One source of debate: Many published scientific studies also sacrifice animals; some scientists consider it to be more or less necessary to do so in order to further scientific progress. Is it moral to do so only to better understand and find cures for disorders like cancer, heart disease, and the like? Or are the safety of cosmetics and skin care products included in this? What do you think?
If you firmly don’t believe in animal testing, don’t worry – there are existing alternatives. Here are some substitutes for tried-and-true favorites:
Instead of Aveeno Active Naturals Moisturizing Bar, try Yardley Oatmeal Almond Soap. Aveeno leaves your skin admittedly a bit more soothed, as Johnson & Johnson’s colloidal oatmeal is just exquisite. But the Yardley makes a fine substitute.
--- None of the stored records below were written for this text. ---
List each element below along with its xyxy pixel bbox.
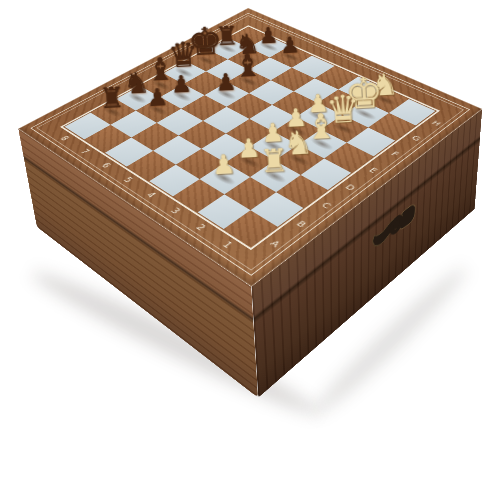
black-pawn-e6: ♟	[209, 45, 243, 95]
black-pawn-c7: ♟	[140, 59, 175, 110]
scene: 87654321 HGFEDCBA ♜♞♝♛♚♜♟♟♞♟♟♝♟♟♟♟♟♟♜♞♝♛…	[0, 0, 500, 500]
black-rook-b8: ♜	[94, 61, 129, 112]
black-pawn-h6: ♟	[274, 10, 306, 58]
white-pawn-b3: ♟	[204, 122, 243, 179]
white-rook-c2: ♜	[255, 120, 294, 177]
clasp-latch-icon	[368, 186, 419, 268]
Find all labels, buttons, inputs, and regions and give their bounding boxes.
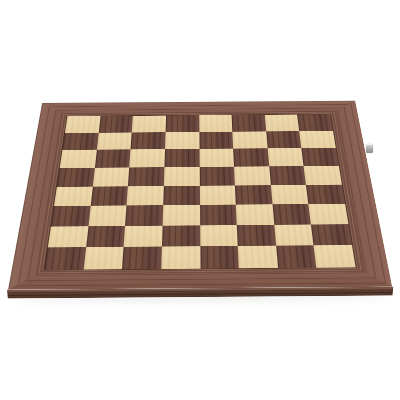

Instead of Neutrogena Healthy Skin Anti-Wrinkle Cream, try upgrading your retinol to a potent cruelty-free one like Peter Thomas Roth Retinol Fusion ($38.85, Amazon.com) or my own ($39.95 on August 16 – sorry, I couldn’t resist!). So there’s quite a price differential between the Neutrogena and the others here, and I apologize for that. But the Neutrogena is pretty weak – I estimate less than 0.025% retinol with my best guess. It does work, it just takes a long time to do so.
Truth be told, the only cruelty-free drugstore brand retinol for $15 or less at this time is Derma-E, and that is retinyl palmitate, which is 20 times weaker than retinol. Boo!
Instead of Nair hair removal, try Jolen Creme Bleach. An easy switch for hair removal that actually smells better anyway.
One interesting fact: Most ingredients that are in “cruelty-free” products were originally tested on animals by other companies at one time or another. It’s nearly impossible to find a product or ingredient that hasn’t been deemed safe via animal testing at some point. Still, we’re doing our part at FutureDerm, Inc. not to test on animals, and to encourage others to stop as well.